LABELLE — One of the most popular units at the Hendry County Sheriff’s Office is the K-9 Unit. People just love to see them work and often want to pet them (something they would not recommend you spontaneously walk up and do). These specialized deputies along with their K-9 handlers are used as work dogs for actions ranging from drug enforcement and search and rescue to apprehending criminal subjects. These K-9 police dogs are also ambassadors of the agency but spend most of their lives protecting human law enforcement officers from danger in the line of duty.

Just recently two K-9s retired and are living in loving homes. Typically, when a K-9 is retired, they are adopted by either the handler or another law enforcement officer; but that isn’t always the case. When a K-9 is retired and not able to remain in the handler’s home, those who request to adopt are closely vetted for procurement of the dog.

Henry is an 8-year-old German bloodhound that was imported to the United States at 10 weeks old. By the age of one, he had received his certification for tracking. During his career he recovered numerous articles of evidence, guns and missing and/or endangered persons. Henry’s exceptional tracking abilities made him a valuable member of the Sheriff’s Office.

When Henry retired, he could not be adopted by his previous handler but instead was adopted by another deputy who was a former K-9 handler, Hendry County Sgt. Curtis Clay.

Sgt. Clay described Henry’s life now as “fat and happy.” He currently lives in a home with three senior dogs, so Henry isn’t really alone. “He’s 8 years old but still has the energy of a puppy,” said Clay. He went on to say, “Because he still has a great deal of energy, we work with him several times a week, running tracks with him. Clay continues these tracking session because as a former handler he just doesn’t think it’s good for the dog to sit at home.

Kole is a beautiful long-coat lab from Puerto Rico. Displaced by Hurricane Irma in 2017, Kole was adopted by the Hendry County Sheriff’s Office and shortly became certified as a single purpose narcotic detection dog. He served his time assigned to Country Oaks Elementary School with School Resource Officer Ryan Vickery.

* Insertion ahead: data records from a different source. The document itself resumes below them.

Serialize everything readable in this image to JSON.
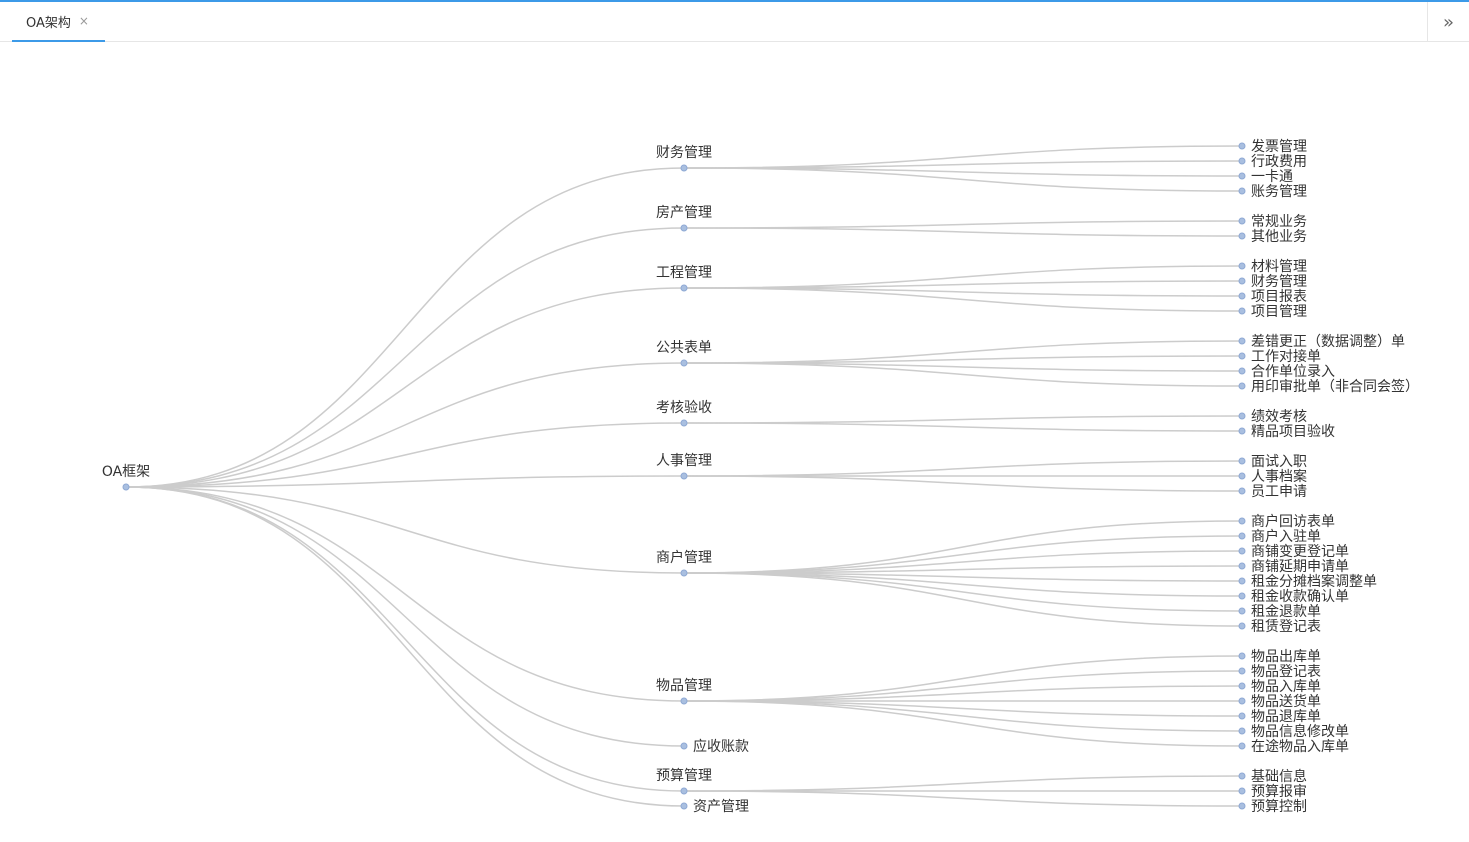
{
  "tabs": [
    {
      "label": "OA架构",
      "close": "×"
    }
  ],
  "toolbar": {
    "more_glyph": "»"
  },
  "tree": {
    "name": "OA框架",
    "children": [
      {
        "name": "财务管理",
        "children": [
          "发票管理",
          "行政费用",
          "一卡通",
          "账务管理"
        ]
      },
      {
        "name": "房产管理",
        "children": [
          "常规业务",
          "其他业务"
        ]
      },
      {
        "name": "工程管理",
        "children": [
          "材料管理",
          "财务管理",
          "项目报表",
          "项目管理"
        ]
      },
      {
        "name": "公共表单",
        "children": [
          "差错更正（数据调整）单",
          "工作对接单",
          "合作单位录入",
          "用印审批单（非合同会签）"
        ]
      },
      {
        "name": "考核验收",
        "children": [
          "绩效考核",
          "精品项目验收"
        ]
      },
      {
        "name": "人事管理",
        "children": [
          "面试入职",
          "人事档案",
          "员工申请"
        ]
      },
      {
        "name": "商户管理",
        "children": [
          "商户回访表单",
          "商户入驻单",
          "商铺变更登记单",
          "商铺延期申请单",
          "租金分摊档案调整单",
          "租金收款确认单",
          "租金退款单",
          "租赁登记表"
        ]
      },
      {
        "name": "物品管理",
        "children": [
          "物品出库单",
          "物品登记表",
          "物品入库单",
          "物品送货单",
          "物品退库单",
          "物品信息修改单",
          "在途物品入库单"
        ]
      },
      {
        "name": "应收账款",
        "children": []
      },
      {
        "name": "预算管理",
        "children": [
          "基础信息",
          "预算报审",
          "预算控制"
        ]
      },
      {
        "name": "资产管理",
        "children": []
      }
    ]
  }
}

Kole now spends his time at home with Vickery and the rest of his family, getting to know his new house partner, K-9 Max. Vickery feels that K-9 Max and Kole get along well, and he believes that K-9 Max keeps Kole busy. Kole also keeps other family members company and has gone back to work with Vickery’s wife, who is still working from home, and she lovingly refers to Kole as her “co-worker.”